Streaming video has become interwoven into our lives. Netflix, Hulu Plus, Amazon and HBO all compete for viewers’ attention on every device with a screen. Movies are now available a click away.

Most viewers expect to view and share this content with friends. Those with electronic devices are seen gaming, chatting and video conferencing together all at once. The internet has brought people closer together and currently, Frostburg State University (FSU) is taking the opportunity to create closer student and the community connections online.

Alongside Assistant Professor Xunyu Pan, FSU student Kevin Free has been developing just that. He created a real-time multimedia application to allow viewers to watch movies together half a world away, or down the hall. The research looked very promising and then over the summer, Free completed a manuscript to be submitted to the SPIE EI 2014 conference.

The SPIE conference draws a crowd of more than 1000 people from all over the world. SPIE conferences cover a range of topics from defense and security to remote sensing and scanning microscopes. Innovators and pioneers in their fields will be presenting research and developments that could potentially change the way we communicate and interact with each other on a global scale.

Kevin Free will be shoulder to shoulder with those developing the very cutting edge. He was chosen to give an oral presentation, an honor usually reserved for PH-d students and professors from University of Berlin, University of Delaware, Telcom SudParis and many other prestigious research labs.

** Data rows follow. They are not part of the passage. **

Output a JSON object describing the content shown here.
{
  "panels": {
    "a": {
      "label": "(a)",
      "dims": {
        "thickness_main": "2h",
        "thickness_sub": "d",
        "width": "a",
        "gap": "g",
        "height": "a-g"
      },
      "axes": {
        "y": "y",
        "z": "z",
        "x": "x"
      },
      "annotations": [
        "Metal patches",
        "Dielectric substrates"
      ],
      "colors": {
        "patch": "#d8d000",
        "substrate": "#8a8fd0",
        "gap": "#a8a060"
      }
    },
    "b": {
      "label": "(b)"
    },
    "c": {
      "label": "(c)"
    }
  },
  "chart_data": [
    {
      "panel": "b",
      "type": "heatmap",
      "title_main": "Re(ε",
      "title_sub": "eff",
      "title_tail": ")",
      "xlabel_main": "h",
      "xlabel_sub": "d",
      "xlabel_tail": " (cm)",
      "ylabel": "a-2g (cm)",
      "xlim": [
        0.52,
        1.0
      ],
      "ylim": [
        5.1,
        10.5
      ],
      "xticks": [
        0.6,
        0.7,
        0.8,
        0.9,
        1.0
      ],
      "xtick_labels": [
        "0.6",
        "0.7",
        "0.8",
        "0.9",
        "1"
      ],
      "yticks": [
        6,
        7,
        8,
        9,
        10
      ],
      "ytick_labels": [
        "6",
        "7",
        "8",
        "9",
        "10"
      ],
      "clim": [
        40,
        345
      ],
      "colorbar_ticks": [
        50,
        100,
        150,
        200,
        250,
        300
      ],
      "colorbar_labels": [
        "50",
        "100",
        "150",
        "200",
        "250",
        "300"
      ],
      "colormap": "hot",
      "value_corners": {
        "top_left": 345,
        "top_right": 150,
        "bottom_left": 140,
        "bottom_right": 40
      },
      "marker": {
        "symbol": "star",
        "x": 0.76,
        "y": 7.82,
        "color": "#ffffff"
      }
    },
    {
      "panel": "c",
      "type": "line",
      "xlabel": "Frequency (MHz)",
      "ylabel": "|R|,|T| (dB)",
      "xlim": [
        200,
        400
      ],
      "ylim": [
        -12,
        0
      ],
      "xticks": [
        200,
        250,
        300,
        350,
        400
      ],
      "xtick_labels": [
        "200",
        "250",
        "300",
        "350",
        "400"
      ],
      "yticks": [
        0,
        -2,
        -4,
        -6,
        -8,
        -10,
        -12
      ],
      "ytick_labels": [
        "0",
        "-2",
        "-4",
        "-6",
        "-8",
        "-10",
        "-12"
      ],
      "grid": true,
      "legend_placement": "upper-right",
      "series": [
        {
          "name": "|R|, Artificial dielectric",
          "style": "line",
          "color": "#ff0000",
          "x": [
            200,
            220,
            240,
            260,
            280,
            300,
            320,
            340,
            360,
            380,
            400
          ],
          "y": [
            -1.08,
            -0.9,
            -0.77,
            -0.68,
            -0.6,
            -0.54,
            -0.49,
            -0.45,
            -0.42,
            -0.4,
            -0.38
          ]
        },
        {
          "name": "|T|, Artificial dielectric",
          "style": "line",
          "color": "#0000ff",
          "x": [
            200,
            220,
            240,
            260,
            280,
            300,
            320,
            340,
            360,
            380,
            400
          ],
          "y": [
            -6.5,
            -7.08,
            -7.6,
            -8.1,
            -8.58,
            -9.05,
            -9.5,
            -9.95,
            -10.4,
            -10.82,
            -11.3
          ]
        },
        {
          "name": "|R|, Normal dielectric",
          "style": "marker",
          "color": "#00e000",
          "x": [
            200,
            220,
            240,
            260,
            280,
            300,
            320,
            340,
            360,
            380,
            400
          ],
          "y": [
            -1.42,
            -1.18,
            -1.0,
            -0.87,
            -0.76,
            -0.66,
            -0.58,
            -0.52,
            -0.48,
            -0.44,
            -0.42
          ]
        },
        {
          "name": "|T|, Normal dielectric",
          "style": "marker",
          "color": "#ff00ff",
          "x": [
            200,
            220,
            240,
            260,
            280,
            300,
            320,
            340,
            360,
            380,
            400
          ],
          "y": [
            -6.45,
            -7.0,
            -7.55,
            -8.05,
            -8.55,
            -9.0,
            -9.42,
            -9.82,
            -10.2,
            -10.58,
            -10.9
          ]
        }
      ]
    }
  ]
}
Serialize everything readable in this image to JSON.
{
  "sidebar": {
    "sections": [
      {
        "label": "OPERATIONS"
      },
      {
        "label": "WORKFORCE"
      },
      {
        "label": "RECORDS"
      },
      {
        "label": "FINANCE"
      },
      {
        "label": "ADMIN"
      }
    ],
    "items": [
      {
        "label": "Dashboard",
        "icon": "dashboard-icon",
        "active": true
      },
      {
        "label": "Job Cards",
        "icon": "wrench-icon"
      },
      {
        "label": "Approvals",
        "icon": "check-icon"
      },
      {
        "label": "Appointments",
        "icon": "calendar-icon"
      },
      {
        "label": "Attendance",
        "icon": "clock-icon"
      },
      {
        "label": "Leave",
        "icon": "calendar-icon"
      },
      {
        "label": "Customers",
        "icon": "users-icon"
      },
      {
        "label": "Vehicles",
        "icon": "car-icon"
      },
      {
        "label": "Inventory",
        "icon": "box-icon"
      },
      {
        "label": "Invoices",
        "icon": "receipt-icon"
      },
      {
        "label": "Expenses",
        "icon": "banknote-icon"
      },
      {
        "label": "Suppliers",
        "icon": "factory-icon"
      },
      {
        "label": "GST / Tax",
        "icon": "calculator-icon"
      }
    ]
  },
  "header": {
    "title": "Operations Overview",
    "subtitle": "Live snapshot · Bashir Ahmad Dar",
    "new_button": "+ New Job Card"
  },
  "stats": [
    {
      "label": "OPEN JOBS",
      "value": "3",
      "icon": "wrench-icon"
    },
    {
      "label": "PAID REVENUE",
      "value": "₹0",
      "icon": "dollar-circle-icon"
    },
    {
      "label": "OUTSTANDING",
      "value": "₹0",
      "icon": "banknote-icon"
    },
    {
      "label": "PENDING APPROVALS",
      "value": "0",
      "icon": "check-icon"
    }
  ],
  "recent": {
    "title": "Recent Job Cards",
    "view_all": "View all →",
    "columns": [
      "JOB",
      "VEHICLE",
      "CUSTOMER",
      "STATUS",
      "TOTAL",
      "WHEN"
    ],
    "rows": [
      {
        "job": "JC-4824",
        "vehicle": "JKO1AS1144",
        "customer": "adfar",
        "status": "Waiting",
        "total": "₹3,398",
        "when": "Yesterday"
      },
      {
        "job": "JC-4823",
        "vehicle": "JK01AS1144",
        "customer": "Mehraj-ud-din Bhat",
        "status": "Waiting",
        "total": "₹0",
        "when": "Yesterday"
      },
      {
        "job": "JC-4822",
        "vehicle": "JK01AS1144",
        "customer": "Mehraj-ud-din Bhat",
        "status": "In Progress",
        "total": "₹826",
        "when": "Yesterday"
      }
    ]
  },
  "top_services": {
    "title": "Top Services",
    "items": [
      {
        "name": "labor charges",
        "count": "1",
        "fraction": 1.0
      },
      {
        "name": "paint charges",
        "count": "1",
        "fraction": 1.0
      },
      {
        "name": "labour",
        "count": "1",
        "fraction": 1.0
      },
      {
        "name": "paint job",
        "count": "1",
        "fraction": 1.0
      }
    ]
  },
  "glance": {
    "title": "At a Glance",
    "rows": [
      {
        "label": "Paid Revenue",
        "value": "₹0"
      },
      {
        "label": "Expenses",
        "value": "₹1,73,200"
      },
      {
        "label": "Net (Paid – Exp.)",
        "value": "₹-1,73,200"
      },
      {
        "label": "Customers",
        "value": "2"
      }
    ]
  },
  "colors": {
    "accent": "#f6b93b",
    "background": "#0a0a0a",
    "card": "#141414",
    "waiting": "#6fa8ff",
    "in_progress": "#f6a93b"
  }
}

These labs are doing some of the leading work for companies such as Samsung and Nokia. It is a great honor that FSU’s own student will be counted among these innovators. Free will be delivering his presentation at the 26th SPIR conference for Electronic Imaging. The presentation will be on February 2 and demonstrations on February 4.

All are encouraged to attend. More than $10000 in funding has been provided by the National Science Foundation and FSU president’s Experiential Learning Enhancement Fund Program or the PELEF for short, the FSU Foundation Opportunity Grant and a list of others.

Free has become an inspiration, showing what is possible at the undergraduate level. His start in COSC 331 and progression to COSC 345 has progressed his research from the classroom to the world’s stage. At this rate, he may join in the ranks of Sir Tim Berners-lee at the World Wide Web consortium.

What started as a class assignment with the guidance and influence of Pan could potentially change the way people communicate and interact online. This creation shows that the advancements developed at this level are very much relevant to the world.

The concept of the software is to have a peer-to-peer sharing of a video file with both parties able to interact and control the media. The logical structure is divided into three components or layers that could almost relate to the OSI model. This would transmit the data between the local end system and the other connected party and to control the interactive features.

The media interpretation is the section of the program that would compress and decompress media for transmission to allow smooth streaming between parties. The social communication component would allow users to be as connected as if they were viewing movies with a friend in their home. This development allows users to share the social experience of viewing media no matter where they are.